Texas Instruments (Nasdaq: TXN ) , the company that makes chips used in a variety of products ranging from mobiles phones to automobiles, came out with a weak earnings forecast that fell below analyst expectations. The Dallas-based company expects revenue to be in the range of $2.99 billion to $3.11 billion, against analyst estimates of around $3.16 billion. Poor demand for wireless products was cited as the reason. And Texas Instruments isn't the only one to post a weak outlook.
Altera, another chipmaker, has also forecasted lower revenue because of weak sales across all of its business verticals, except for sales to the military.
Blame it on the customers
Texas Instruments won orders from Amazon.com (Nasdaq: AMZN ) in the fourth quarter last year for the supply of Wi-Fi and processor chips. While the company's conference call revealed very little, analysts speculate that it might have something to do with flagging sales of the Kindle Fire tablet, which uses Texas Instruments' OMAP processor.
But the situation at Amazon is probably not the only reason.
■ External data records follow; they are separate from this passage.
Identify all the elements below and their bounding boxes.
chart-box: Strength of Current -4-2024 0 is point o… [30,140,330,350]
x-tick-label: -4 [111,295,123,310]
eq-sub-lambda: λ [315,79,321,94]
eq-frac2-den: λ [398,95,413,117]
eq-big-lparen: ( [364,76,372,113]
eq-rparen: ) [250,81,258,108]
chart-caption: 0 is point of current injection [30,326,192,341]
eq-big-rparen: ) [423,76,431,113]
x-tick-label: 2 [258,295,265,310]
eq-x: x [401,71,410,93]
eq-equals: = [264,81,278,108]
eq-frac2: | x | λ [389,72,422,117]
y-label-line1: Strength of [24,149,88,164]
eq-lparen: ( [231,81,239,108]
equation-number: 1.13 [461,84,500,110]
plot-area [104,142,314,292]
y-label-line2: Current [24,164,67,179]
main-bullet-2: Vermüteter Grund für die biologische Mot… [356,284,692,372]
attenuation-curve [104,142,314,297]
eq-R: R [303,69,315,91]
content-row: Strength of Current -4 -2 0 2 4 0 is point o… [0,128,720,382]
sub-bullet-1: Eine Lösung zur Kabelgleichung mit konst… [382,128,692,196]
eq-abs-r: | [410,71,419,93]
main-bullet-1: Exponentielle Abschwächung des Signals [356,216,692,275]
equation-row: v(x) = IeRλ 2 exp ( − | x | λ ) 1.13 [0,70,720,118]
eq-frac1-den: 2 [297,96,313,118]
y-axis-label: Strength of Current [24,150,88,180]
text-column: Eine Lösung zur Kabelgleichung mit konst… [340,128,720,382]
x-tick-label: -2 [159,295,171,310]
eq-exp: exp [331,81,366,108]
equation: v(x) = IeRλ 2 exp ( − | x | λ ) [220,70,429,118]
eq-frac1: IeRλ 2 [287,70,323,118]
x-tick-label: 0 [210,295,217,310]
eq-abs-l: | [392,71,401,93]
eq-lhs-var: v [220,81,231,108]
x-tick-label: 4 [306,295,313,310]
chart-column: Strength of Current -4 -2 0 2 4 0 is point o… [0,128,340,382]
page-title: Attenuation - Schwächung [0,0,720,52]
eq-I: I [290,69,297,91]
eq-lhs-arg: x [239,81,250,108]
Texas Instruments supplies chips to Nokia (NYSE: NOK ) and Research In Motion (Nasdaq: RIMM ) as well. And as you probably know by now, these two companies have not exactly been making big bucks of late. Nokia recently reported fourth-quarter losses amounting to almost $1.4 billion. RIM also slipped into the doldrums, with net profits shrinking by more than 70% in the fiscal third quarter.
The way ahead
The good news is that demand continues to remain upbeat for the rest of the company's businesses. For instance, its network infrastructure and automotive segments have been looking particularly strong of late.
Besides, the company can look forward to a better second quarter as client inventories deplete and order growth returns. Add to this the growing popularity of smartphones and tablets, and Texas Instruments can surely look forward to some good results in the coming months, but that again would be linked to the fortunes of its customers.
The Foolish bottom line
While Texas Instruments' wireless segment is likely to see a slowdown for some time, it should not undermine the company's growth and profitability in the long run. The stock may not have a huge dividend yield, but there are enough reasons to feel optimistic about the company for the year ahead.